Our suggestions for pancake taco fillings:

  • 2-4 scrambled eggs
  • Sautéed mushrooms and onions
  • Sautéed kale
  • Fresh arugula
  • 1-2 breakfast or chicken sausages, like Hillshire Farms, diced
  • 2-4 bacon strips, cut into 1 or 2-inch pieces
  • Your favorite hot sauce
  • Leftover red or sweet potato hash
  • Leftovers from the weekend

Directions:


Whisk the flour, sugar, baking powder and sea salt together in a large bowl. Whisk the eggs, and milk together in a medium bowl and add to the dry ingredients. Stir gently until the ingredients are just combined. The batter will be thick.

Heat a large nonstick skillet over medium heat. Coat the pan with cooking spray. Make pancakes, using about ⅓ cup for each, cooking the pancakes until the outer edges firm up and the bottom is golden brown, about 1 ½ minutes. Flip and cook the other side until golden brown, another 1½ minutes. 

To serve, transfer the pancakes to a plate and set aside. Fold into a taco with parchment paper and use a toothpick to secure if needed. Fill with your favorite savory breakfast items: sausage, bacon, scrambled eggs, avocado slices, leftover vegetables, even leftover sweet potatoes or red potatoes. Top with fresh herbs, hot sauce, syrup or cheese. Eat with the kids before work, at your desk or on your way to work. 

Sweeter version:

Pumpkin pie pancake taco 

Serves 4-6

Ingredients:

  • 2 cups all-purpose flour

  • 3 tablespoons light brown sugar

  • 1 teaspoon baking powder

  • 1 teaspoon baking soda
  • 2 teaspoons apple cider vinegar
  • 2 teaspoons pumpkin pie spice

  • ½ teaspoon sea salt
  • ½ cup plain pumpkin purée (not pumpkin pie filling)

  • 4 large eggs

  • 1 cup unsweetened almond milk
  • 
Cooking spray

Our suggestions for pancake taco fillings:

  • 1 Fuji or Honey crisp apple, thinly sliced
  • 1 banana, sliced
  • 1-2 tablespoons almond butter
  • 1-2 tablespoons nutella
  • ¼ cup raw walnut pieces

Directions:


Whisk flour, sugar, baking powder, and pumpkin pie spices together in a large bowl. Whisk pumpkin purée, eggs, and almond milk together in a medium bowl.

Add wet ingredients to dry ingredients using a rubber spatula to stir gently until just combined. Batter will be thick.

Heat a large nonstick skillet over medium heat.

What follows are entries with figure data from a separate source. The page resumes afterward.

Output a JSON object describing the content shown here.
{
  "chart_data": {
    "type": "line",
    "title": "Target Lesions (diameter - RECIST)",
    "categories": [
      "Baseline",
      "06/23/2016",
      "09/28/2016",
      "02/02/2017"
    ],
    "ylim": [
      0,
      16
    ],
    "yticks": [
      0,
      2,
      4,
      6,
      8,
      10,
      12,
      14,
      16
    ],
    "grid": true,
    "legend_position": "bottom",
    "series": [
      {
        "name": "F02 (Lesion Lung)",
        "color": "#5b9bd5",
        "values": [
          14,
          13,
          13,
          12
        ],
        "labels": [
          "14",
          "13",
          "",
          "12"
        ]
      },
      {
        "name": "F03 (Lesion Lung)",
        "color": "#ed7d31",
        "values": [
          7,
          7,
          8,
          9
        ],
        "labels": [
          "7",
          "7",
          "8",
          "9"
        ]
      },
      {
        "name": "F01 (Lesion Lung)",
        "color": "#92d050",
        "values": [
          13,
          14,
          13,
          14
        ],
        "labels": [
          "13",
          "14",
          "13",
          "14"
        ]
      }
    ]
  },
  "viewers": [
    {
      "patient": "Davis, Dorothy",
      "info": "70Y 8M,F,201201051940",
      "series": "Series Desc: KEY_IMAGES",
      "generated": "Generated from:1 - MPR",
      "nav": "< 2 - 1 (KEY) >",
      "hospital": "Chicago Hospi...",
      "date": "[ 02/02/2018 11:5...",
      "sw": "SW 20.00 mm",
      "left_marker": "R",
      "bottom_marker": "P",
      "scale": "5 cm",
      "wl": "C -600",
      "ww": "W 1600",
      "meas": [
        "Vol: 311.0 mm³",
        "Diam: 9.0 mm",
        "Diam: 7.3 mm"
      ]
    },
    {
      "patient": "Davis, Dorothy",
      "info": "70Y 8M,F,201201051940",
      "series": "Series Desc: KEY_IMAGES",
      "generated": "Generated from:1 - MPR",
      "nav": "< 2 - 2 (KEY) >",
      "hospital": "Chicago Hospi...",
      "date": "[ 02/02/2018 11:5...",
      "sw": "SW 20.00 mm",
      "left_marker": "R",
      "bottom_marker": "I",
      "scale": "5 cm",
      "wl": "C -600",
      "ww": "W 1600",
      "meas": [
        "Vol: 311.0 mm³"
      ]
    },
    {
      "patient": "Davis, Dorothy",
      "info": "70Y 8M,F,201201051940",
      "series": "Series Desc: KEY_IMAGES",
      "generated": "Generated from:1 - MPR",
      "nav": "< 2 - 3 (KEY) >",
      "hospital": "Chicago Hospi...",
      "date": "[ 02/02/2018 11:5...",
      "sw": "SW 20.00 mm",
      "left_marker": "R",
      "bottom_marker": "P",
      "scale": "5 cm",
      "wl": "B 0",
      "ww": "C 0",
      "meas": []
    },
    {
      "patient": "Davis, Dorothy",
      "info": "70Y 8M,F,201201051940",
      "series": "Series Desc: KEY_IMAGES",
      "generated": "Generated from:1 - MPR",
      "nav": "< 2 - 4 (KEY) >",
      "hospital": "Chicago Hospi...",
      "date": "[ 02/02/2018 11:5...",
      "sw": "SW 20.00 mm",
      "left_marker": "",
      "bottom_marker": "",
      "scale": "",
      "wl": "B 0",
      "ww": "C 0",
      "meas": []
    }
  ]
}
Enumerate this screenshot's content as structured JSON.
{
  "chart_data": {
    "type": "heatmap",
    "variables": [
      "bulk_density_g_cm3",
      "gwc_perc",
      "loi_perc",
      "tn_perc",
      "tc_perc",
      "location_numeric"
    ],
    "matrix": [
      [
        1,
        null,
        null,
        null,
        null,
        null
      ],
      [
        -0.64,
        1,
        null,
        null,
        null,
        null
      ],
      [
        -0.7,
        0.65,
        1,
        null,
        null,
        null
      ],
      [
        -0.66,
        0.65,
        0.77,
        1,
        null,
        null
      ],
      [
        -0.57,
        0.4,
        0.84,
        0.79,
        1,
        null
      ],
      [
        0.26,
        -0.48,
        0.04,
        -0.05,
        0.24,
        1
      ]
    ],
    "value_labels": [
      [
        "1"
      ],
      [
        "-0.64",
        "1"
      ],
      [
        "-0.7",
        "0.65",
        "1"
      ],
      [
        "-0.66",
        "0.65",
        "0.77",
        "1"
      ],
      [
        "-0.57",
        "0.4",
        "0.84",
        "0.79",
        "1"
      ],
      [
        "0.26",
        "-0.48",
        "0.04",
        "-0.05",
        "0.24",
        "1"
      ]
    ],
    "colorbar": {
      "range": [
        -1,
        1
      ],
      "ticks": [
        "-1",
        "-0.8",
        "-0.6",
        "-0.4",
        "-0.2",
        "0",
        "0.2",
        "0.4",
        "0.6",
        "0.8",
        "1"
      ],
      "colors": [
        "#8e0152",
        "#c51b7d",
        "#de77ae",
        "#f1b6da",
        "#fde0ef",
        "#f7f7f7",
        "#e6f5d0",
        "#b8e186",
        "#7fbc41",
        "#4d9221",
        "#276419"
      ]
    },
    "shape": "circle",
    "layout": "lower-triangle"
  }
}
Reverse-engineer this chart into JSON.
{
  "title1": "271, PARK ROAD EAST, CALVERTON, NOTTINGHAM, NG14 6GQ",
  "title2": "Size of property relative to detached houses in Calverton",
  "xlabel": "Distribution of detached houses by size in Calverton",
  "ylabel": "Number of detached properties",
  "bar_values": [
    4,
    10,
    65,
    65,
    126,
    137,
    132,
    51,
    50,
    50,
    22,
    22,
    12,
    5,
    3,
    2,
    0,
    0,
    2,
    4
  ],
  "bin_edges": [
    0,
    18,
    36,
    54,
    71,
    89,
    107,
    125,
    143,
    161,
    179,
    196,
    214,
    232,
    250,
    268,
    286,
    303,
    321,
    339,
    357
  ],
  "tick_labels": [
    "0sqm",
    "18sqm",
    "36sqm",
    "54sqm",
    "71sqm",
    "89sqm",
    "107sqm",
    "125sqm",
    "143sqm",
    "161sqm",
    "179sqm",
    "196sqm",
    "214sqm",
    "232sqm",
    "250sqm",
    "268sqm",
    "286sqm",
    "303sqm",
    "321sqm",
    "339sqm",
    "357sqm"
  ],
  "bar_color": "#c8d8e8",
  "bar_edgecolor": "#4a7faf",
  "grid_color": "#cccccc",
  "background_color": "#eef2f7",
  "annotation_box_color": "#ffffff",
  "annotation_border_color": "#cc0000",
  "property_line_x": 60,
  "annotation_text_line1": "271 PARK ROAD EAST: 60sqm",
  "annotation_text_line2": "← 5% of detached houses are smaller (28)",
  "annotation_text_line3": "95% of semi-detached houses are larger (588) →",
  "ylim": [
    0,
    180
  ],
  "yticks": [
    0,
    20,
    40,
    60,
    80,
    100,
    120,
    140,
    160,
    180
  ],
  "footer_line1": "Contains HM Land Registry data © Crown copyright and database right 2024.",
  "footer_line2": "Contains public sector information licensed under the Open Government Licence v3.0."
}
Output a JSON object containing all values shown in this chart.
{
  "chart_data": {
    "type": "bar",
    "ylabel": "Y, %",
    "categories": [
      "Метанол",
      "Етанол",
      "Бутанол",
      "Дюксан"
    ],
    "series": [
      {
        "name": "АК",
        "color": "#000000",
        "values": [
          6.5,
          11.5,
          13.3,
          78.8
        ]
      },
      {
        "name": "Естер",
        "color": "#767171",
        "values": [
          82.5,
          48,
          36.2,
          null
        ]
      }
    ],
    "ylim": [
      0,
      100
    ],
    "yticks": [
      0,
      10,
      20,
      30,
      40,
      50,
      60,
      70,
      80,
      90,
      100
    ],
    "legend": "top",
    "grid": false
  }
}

Coat pan with nonstick cooking spray. Using 1/3 cup of batter for each pancake, cook until outer edges firm up and bottom is golden-brown, about 1 1/2 minutes. Flip and cook other side until golden-brown, about another 1 1/2 minutes. Transfer pancakes to a rimmed baking sheet and set aside. Continue cooking remaining batter, moving pancakes to the baking sheet once they’re browned (if you run out of space, you can stack them, or use a separate baking sheet for fluffier pancakes). To serve, top with a smear of almond butter and sliced apples or bananas, fold into a taco with parchment paper and use a toothpick to secure if needed.

Tip: Use a clean turkey baster to easily and cleanly transfer the pancake batter from the bowl to the skillet. Sounds silly, but it totally works.